Coreia do Sul e Estados Unidos concluíram um acordo para a construção de submarinos de propulsão nuclear, anunciado pelo presidente sul-coreano Lee Jae-myung nesta sexta-feira, 14 de novembro de 2025, em Seul. O pacto representa um avanço na cooperação militar bilateral, impulsionado pela necessidade de fortalecer a defesa contra ameaças regionais, como as da Coreia do Norte. Além da tecnologia nuclear, o acordo envolve investimentos significativos em equipamentos e apoio logístico.
O presidente destacou que o documento finaliza negociações sobre comércio, tarifas e segurança, resolvendo variáveis chave para a economia e a estabilidade sul-coreana.
- Apoio americano ao enriquecimento de urânio para fins pacíficos.
- Reprocessamento de combustível nuclear usado com cooperação em suprimentos.
- Criação de grupo de trabalho para construção naval conjunta.
Detalhes do pacto bilateral
A declaração conjunta enfatiza o compromisso em expandir embarcações comerciais e militares americanas prontas para combate.

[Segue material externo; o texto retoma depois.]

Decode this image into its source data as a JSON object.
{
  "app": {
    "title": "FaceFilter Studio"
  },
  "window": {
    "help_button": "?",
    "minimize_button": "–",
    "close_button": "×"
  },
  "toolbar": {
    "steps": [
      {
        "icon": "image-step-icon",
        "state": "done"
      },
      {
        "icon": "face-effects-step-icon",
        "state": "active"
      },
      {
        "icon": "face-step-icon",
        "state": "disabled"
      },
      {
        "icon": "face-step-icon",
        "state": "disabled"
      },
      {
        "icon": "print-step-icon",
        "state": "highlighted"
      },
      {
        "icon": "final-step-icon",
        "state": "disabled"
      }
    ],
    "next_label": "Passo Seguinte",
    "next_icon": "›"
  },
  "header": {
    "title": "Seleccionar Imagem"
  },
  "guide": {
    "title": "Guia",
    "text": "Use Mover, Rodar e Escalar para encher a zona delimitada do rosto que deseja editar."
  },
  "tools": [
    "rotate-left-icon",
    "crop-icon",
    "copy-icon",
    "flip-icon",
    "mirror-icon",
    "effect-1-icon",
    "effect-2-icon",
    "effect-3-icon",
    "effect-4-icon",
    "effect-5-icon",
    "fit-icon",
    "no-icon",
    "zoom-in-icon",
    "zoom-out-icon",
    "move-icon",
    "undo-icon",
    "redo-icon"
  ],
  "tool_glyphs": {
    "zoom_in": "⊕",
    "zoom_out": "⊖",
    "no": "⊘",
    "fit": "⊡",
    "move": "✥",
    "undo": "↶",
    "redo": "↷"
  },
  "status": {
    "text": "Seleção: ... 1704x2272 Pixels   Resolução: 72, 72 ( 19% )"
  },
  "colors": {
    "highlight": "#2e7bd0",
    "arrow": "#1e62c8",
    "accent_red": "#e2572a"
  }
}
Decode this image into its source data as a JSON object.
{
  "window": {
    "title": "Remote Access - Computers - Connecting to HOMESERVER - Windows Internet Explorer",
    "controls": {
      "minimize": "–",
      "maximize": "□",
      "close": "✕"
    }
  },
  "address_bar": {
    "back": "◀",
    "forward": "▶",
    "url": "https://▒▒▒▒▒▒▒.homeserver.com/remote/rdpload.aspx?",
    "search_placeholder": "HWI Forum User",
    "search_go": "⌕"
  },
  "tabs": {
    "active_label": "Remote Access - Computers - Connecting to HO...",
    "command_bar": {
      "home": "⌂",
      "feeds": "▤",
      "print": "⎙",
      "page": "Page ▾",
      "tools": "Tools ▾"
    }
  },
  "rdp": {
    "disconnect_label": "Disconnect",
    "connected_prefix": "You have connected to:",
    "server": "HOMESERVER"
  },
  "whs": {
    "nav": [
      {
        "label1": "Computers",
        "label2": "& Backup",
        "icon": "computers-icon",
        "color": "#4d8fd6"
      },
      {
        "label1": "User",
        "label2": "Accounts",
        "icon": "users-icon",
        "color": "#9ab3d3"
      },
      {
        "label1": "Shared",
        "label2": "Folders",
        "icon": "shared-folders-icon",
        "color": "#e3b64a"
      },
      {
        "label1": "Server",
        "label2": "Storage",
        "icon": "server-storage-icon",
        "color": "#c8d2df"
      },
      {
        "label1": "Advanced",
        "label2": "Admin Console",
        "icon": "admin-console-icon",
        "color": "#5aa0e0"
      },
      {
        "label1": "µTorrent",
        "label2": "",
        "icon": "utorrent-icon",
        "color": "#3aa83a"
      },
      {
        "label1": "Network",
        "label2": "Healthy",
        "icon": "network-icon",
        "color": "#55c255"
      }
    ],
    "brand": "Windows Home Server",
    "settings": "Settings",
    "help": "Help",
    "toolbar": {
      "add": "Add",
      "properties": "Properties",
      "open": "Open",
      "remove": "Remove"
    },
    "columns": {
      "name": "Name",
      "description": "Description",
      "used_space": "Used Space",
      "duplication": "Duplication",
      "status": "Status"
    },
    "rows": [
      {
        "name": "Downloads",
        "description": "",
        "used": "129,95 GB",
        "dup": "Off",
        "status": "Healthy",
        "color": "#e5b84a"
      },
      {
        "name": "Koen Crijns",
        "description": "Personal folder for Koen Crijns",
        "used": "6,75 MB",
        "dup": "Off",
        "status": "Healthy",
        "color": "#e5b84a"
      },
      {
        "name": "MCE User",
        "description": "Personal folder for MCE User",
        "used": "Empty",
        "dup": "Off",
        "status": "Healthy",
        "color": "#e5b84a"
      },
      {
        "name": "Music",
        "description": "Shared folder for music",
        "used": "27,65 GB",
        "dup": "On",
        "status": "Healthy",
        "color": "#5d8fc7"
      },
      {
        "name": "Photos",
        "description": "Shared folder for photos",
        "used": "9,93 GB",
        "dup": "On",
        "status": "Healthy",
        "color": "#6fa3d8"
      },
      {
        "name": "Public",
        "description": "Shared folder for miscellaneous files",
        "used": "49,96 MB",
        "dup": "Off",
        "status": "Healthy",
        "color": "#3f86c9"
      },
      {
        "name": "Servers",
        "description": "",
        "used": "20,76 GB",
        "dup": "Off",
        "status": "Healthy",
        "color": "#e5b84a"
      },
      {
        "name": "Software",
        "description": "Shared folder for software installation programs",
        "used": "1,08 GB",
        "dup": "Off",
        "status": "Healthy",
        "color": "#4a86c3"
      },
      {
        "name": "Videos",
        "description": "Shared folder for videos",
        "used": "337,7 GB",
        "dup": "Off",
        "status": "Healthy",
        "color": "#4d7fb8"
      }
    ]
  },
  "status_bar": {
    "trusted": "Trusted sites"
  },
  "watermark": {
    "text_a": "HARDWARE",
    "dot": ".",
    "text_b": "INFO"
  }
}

Lee Jae-myung mencionou que os Estados Unidos apoiam os esforços de Seul para prosseguir com o enriquecimento de urânio e o reprocessamento de combustível, incluindo planos de fornecimento conjunto. O local de fabricação dos submarinos ainda não foi definido, mas a parceria visa acelerar a produção.
Investimentos militares previstos
Seul planeja alocar US$ 25 bilhões em aquisições de equipamentos militares dos Estados Unidos até 2030, elevando as despesas com defesa para 3,5% do PIB.
O apoio abrangente às tropas americanas estacionadas na Coreia do Sul totalizará US$ 33 bilhões, cobrindo logística e infraestrutura. Essa medida reforça a presença militar conjunta na península coreana.
Além disso, o acordo inclui negociações para reduzir barreiras não tarifárias, como regulamentações sobre automóveis e produtos agrícolas americanos.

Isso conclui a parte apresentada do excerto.